I was not born and raised in Springfield. When I first moved here it was by far the largest city I’d ever lived in, and I didn’t know anyone. I remember wondering how I would meet people and get involved since I had no friends or family living here.
I grew up in Collinsville and graduated from Illinois College in Jacksonville. After college, I worked briefly for theJacksonville Journal-Courier while doing freelance writing for several publications, including the Springfield Business Journal. I got to know the owners, and when their advertising manager left I was offered the position. I then moved to Springfield and worked at the SBJ from 2001-2006.
I knew I needed to get involved in the local business community, so I became an ambassador for the Chamber of Commerce and started attending ribbon cuttings, Business After Hours, and other events where I had the chance to meet new people. I was invited to join a networking group that met for lunch on a monthly basis to share leads, and I eventually created several of my own networking groups that were more specifically focused. I saw an article about Habitat for Humanity looking for volunteers and offered my services. They soon asked me to serve on their board of directors, and I realized there were many nonprofits looking for young, energetic people who were willing to share their time and skills. I’ve had the opportunity to serve on a number of charitable boards now, and in each case I’ve not only felt good about the organization that I was helping but also made some great friends and contacts.
When the original owners sold the Business Journal in 2006, I obtained my real estate license and began working as a commercial realtor at Coldwell Banker Commercial Devonshire Realty. I was able to continue working with many of the same people I had known during my time at the SBJ, and my focus was still on working with local business owners.

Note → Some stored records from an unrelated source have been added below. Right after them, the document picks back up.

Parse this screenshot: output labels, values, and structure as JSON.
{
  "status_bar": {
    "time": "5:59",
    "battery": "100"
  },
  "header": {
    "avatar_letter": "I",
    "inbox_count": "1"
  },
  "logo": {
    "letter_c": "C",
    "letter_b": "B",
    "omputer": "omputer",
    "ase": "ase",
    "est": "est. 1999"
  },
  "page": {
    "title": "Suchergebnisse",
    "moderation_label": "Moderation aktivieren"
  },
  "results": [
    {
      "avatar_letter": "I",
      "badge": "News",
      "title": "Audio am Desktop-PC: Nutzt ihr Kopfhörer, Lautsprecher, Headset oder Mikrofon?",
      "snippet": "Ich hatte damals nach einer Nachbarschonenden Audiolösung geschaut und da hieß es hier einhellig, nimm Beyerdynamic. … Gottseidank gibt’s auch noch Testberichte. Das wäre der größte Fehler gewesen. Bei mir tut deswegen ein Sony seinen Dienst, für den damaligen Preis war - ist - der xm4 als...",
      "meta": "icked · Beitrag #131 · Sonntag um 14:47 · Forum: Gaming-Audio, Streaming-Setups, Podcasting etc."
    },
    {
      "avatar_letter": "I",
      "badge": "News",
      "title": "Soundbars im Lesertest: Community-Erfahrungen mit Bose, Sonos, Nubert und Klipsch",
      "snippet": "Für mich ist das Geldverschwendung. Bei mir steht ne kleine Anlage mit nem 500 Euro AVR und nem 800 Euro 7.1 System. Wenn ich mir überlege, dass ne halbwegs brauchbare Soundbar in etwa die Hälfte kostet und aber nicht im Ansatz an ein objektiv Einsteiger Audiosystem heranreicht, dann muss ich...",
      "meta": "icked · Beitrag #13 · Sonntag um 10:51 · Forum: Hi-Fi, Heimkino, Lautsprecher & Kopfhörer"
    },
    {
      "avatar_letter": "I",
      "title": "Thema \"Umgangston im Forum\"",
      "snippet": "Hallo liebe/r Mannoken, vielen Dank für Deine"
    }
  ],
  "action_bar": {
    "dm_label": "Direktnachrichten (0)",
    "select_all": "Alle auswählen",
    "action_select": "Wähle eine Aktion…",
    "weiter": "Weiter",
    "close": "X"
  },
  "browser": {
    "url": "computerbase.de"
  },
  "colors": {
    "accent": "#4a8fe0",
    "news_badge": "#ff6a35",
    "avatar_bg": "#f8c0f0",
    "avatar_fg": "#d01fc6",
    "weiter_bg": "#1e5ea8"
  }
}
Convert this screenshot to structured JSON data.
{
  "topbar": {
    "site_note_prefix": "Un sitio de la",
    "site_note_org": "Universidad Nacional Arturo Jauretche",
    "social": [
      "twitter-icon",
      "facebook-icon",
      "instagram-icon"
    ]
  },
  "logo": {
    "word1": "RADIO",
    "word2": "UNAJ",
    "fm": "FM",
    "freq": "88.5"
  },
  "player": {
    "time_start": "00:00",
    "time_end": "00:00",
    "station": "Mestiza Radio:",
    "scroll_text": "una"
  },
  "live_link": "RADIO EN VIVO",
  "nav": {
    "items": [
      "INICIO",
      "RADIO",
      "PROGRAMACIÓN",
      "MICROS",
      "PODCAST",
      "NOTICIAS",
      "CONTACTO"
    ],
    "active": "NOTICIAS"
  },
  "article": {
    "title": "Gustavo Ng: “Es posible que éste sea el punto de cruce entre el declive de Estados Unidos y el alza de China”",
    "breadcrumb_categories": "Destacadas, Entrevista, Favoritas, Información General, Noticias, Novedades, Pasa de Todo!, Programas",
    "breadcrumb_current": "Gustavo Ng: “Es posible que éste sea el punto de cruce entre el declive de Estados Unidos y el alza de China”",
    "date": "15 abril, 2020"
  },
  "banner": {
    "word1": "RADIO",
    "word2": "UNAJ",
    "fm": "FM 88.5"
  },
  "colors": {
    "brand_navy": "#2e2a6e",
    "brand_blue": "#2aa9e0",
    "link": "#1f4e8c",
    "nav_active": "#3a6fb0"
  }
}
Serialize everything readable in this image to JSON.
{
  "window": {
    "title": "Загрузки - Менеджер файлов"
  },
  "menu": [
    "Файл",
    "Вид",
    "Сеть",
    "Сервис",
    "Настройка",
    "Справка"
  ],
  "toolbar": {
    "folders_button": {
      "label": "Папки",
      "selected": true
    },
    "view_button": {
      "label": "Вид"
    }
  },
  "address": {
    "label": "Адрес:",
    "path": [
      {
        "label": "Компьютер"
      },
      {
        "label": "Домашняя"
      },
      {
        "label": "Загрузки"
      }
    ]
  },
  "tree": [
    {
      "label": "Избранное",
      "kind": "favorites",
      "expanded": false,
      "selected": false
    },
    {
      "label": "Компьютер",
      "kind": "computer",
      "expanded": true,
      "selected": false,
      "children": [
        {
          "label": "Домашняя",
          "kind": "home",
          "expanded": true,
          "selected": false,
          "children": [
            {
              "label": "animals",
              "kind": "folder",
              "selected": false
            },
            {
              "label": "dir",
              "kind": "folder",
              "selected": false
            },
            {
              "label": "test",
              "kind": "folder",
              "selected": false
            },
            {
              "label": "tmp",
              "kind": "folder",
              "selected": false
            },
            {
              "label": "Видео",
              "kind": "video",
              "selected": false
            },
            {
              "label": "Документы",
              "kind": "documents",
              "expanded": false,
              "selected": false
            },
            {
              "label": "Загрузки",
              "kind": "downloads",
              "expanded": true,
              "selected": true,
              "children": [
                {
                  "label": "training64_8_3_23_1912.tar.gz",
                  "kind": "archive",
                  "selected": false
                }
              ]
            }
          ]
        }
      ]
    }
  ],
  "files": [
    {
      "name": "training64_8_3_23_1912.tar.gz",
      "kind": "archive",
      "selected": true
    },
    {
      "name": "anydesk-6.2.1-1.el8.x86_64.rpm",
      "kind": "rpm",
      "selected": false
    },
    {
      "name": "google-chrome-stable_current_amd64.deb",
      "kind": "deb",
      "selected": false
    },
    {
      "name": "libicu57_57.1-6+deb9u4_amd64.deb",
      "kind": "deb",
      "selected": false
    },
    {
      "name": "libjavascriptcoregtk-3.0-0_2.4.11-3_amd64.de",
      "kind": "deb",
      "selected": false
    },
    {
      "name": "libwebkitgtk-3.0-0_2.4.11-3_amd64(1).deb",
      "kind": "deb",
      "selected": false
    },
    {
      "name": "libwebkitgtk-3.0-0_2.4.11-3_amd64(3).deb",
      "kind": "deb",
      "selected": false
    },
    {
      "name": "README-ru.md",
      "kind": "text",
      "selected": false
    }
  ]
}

One of the people I’ve had the privilege to get to know during my time in Springfield is Fletcher Farrar, who is responsible for my involvement with the Enos Park neighborhood. When he asked me if I would consider coming back to work at the Business Journal, it was an opportunity I simply couldn’t resist. There is already a great foundation in place for the SBJ and the new ownership continues the tradition of being a locally owned publication, unusual in this day and age of media conglomerates. While it will remain a separate publication from Illinois Times, I believe being able to utilize the existing resources and staff will only improve on the quality that our readers have come to expect from the Business Journal. I’m very pleased to be a part of the next chapter in the SBJ’s future.